An estimated 20 000 civilians in Matabeleland and Midlands provinces were killed by State security agents between 1982 and 1987 on suspicion of harbouring PF-Zapu insurgents.

“The Gukurahundi victims have not been voting for Zanu PF because they love it, they were voting for the ruling party because of fear of a repeat of atrocities,” Ibhetshu LikaZulu co-ordinator Mbuso Fuzwayo told Southern Eye yesterday, adding that voting for Zanu PF had become a survival tactic as some had been denied food aid after being perceived as opposition supporters.

“It is like a woman who stays with a man who raped and impregnated her. But because of poverty and fear, that woman submits herself to that man, that is what is happening. None of the Gukurahundi victims votes for Zanu PF voluntarily,” he said.

One of the Gukurahundi victims from Silobela, who declined to be named, said: “It’s painful to vote for people who tortured us. We are just voting for Zanu PF for the sake of accessing free stuff like health and food since we can’t even access proper jobs. It’s really painful. We fear being victimised again.”

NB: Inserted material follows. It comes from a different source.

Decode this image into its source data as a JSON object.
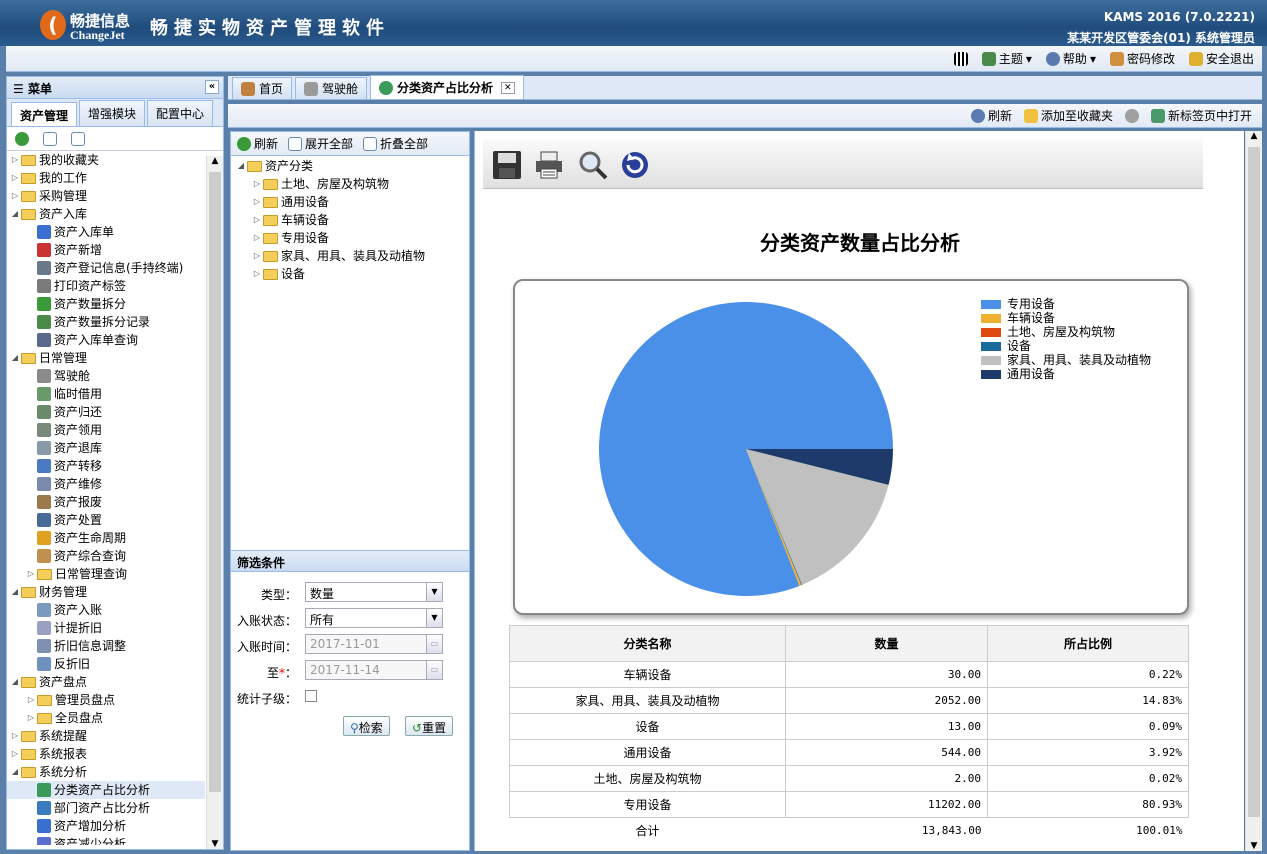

Another Gukurahundi victim, who identified himself as Ndlangamandla, said he had had enough of Zanu PF intimidation and would vote for the opposition in the March 26 by-elections.

Zanu PF spokesperson Chris Mutsvangwa yesterday declined to comment on the issue.

President Emmerson Mnangagwa’s government has pledged to address the issue by facilitating issuance of identification documents to the survivors, but the victims insist on compensation and prosecution of perpetrators.